IP Enforcement: From Cease and Desist to Court
Registered IP rights are only as valuable as the enterprise's willingness and ability to enforce them. The enforcement toolkit in India includes: cease and desist letters; quia timet injunctions (granted where infringement is apprehended before it has occurred); Anton Piller orders (search orders under Order XXXIX Rule 7 of the Code of Civil Procedure, 1908, permitting a plaintiff to enter the defendant's premises to search for and seize infringing material); interlocutory injunctions under Section 36 of the Specific Relief Act; and criminal prosecution for trademark counterfeiting under Section 103 of the Trade Marks Act and copyright piracy under Section 63 of the Copyright Act.
The Delhi High Court's Intellectual Property Division, established in 2021, has jurisdiction over all IP matters arising in Delhi and has developed a substantial body of case law on trademark infringement, patent disputes, copyright enforcement, and trade secret misappropriation. The Division's judges have experience with technology-sector IP disputes — including software copyright, database rights, and standard-essential patent disputes — making Delhi an effective forum for IP enforcement for businesses operating in the NCR technology corridor.
IP Protection Checklist
- Complete a full IP audit and establish an IP register before any fundraising, acquisition, or joint venture process.
- File trademark applications in all relevant classes in India from the outset; do not wait until the brand has commercial traction.

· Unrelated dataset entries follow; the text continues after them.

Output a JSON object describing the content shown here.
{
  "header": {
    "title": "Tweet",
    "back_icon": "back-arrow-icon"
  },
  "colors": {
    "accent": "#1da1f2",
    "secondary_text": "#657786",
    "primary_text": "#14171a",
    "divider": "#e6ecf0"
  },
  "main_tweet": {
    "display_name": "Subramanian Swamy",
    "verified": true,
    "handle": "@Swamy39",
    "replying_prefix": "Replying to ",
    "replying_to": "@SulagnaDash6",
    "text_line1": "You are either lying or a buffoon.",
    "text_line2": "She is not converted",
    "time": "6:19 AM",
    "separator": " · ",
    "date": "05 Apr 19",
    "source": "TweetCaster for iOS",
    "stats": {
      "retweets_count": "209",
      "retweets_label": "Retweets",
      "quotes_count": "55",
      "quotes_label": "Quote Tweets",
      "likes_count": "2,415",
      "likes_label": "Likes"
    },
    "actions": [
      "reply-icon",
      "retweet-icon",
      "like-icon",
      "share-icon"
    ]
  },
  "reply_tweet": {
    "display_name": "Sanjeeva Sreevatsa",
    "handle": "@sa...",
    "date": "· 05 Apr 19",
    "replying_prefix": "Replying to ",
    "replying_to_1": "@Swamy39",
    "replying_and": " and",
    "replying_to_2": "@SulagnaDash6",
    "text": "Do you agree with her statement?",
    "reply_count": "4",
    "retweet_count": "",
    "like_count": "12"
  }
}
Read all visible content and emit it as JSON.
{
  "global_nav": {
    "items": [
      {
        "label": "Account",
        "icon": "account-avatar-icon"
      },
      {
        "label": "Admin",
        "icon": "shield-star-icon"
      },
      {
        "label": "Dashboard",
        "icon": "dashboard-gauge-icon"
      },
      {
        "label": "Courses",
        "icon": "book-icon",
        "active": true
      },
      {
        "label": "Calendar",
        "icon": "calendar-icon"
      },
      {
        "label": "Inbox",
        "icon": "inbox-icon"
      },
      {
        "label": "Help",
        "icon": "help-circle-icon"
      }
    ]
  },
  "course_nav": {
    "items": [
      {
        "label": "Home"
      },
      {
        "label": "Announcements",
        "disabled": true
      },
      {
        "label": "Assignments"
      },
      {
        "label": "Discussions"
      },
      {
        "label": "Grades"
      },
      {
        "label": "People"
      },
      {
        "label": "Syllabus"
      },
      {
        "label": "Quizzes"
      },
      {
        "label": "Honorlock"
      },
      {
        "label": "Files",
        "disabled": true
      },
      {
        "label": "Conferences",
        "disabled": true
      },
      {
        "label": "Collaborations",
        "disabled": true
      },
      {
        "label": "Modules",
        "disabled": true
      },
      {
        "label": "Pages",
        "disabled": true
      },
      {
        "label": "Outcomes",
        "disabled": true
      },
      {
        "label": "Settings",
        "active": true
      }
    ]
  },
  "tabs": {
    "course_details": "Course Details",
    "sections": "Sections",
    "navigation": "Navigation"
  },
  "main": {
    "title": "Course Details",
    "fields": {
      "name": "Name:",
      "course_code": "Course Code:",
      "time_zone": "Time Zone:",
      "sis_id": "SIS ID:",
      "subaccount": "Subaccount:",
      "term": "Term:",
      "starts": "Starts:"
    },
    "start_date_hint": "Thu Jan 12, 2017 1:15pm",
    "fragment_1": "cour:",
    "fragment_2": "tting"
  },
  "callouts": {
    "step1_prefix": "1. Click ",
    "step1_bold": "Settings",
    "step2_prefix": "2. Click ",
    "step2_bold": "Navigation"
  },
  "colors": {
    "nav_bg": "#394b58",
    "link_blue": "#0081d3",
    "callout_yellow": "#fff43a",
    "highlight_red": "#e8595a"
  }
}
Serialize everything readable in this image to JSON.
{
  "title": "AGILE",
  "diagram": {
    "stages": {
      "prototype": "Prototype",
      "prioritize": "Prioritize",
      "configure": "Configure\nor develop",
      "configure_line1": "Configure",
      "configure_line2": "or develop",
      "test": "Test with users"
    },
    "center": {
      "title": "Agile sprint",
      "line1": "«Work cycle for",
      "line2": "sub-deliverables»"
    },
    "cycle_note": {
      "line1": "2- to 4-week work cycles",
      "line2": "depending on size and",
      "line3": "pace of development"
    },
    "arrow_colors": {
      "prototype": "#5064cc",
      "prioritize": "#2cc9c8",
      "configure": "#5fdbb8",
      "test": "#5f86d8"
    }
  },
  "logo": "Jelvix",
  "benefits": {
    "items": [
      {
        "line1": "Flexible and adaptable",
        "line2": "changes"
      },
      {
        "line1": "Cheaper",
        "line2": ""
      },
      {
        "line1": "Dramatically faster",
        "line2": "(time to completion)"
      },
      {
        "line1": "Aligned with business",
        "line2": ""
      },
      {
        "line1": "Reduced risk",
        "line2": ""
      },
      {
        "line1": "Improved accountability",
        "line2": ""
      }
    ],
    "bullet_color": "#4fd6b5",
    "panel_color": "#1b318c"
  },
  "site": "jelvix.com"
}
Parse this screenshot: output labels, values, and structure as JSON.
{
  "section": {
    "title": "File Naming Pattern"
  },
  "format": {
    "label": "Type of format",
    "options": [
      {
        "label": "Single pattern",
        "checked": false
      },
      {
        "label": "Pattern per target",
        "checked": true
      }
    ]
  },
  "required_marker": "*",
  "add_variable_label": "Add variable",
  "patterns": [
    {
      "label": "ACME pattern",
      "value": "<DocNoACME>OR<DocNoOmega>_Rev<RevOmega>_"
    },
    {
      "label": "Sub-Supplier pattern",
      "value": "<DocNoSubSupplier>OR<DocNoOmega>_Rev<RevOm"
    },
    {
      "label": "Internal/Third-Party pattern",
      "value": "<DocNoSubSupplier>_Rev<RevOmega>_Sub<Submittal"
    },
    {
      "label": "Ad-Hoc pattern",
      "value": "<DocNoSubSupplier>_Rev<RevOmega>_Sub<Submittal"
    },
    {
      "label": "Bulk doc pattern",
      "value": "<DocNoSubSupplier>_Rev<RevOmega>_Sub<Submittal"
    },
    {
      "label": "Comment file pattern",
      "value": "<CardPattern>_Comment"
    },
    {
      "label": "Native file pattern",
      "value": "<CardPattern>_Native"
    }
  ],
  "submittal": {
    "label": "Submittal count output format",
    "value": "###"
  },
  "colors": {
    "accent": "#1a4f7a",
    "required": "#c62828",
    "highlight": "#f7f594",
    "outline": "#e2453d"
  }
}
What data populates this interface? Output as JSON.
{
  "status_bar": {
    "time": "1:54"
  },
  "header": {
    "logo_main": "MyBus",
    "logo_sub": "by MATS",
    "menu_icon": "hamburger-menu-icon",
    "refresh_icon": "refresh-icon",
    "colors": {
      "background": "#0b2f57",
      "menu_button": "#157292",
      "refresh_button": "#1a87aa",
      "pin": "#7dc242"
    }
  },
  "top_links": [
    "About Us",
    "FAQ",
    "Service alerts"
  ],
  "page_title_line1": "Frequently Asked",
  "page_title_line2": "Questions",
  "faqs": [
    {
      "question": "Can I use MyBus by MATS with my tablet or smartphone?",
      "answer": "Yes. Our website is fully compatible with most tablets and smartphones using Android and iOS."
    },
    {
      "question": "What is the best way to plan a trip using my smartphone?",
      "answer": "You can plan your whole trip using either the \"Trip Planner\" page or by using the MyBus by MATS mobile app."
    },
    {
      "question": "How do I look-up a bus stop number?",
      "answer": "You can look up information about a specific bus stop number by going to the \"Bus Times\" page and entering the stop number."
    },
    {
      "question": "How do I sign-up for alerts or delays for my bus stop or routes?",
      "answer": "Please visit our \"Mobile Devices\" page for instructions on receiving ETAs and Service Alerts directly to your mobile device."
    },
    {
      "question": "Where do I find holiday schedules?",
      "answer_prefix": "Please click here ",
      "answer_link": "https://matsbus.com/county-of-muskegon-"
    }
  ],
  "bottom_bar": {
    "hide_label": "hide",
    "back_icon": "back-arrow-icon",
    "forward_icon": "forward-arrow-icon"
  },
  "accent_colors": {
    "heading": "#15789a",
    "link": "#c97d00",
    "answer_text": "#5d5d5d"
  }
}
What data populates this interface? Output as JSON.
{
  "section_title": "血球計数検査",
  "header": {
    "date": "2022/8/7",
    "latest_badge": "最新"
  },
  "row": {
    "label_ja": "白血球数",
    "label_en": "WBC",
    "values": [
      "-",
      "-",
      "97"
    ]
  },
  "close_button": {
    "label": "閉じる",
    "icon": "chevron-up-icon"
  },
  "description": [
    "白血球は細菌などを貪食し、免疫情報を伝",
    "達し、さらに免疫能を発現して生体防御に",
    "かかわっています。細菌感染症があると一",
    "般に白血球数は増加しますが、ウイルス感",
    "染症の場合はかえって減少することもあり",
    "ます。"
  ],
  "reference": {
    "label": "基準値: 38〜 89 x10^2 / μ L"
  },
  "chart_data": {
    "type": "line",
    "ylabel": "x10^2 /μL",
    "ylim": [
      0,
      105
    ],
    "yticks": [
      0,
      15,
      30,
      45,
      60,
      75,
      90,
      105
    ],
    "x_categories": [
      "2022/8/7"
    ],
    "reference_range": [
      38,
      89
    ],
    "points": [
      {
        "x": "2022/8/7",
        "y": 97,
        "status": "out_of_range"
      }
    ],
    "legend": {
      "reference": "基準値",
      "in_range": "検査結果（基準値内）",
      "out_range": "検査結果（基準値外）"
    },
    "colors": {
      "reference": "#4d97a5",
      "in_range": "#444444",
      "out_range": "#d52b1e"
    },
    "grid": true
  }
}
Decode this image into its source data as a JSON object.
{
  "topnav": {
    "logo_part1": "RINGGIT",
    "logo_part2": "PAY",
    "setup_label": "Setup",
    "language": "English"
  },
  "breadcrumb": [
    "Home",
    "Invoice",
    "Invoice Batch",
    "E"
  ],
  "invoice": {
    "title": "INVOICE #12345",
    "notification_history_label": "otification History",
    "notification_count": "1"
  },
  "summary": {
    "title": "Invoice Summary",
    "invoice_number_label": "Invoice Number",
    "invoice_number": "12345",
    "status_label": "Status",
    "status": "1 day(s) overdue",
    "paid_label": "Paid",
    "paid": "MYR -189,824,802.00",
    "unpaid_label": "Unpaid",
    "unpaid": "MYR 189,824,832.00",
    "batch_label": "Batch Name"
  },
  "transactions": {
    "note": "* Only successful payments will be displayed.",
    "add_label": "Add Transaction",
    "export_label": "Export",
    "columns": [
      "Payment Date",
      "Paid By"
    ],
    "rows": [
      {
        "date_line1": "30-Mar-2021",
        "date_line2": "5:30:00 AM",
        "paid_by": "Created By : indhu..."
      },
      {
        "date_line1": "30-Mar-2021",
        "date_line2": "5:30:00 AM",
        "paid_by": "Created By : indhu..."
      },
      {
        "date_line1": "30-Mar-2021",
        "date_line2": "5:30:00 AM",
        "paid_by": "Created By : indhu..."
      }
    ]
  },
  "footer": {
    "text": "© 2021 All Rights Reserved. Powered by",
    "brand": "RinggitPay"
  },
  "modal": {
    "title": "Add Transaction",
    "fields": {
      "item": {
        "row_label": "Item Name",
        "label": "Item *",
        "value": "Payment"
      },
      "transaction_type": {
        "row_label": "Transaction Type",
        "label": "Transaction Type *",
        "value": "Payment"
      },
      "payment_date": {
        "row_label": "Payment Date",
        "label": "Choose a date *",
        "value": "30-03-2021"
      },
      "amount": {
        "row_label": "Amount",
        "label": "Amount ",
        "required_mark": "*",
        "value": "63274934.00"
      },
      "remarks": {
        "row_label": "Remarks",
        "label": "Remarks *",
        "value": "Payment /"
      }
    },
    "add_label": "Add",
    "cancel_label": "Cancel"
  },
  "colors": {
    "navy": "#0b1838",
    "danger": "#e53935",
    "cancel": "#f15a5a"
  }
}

- Evaluate Madrid Protocol filings for every market in which the business trades or plans to trade within three years.
- Ensure all employment contracts contain robust IP assignment, disclosure, and moral rights clauses reviewed by IP counsel.
- Ensure all freelancer and agency agreements contain express copyright assignment clauses — do not rely on the implied work-for-hire doctrine.
- Review all open-source software used in the product for licence compatibility; GPL-licensed components can create obligations to disclose proprietary source code.
- Establish a trade secret protection programme: identify what qualifies as a trade secret, implement access controls, execute confidentiality agreements with all personnel who have access, and document the secrecy measures taken.
- Register key software and literary works with the Copyright Office for evidentiary purposes.
- Review FEMA and transfer pricing implications before any cross-border IP licence or assignment.
- Engage IP litigation counsel before issuing a cease and desist letter; the letter itself can trigger counterclaims of groundless threats of infringement under Section 142 of the Trade Marks Act.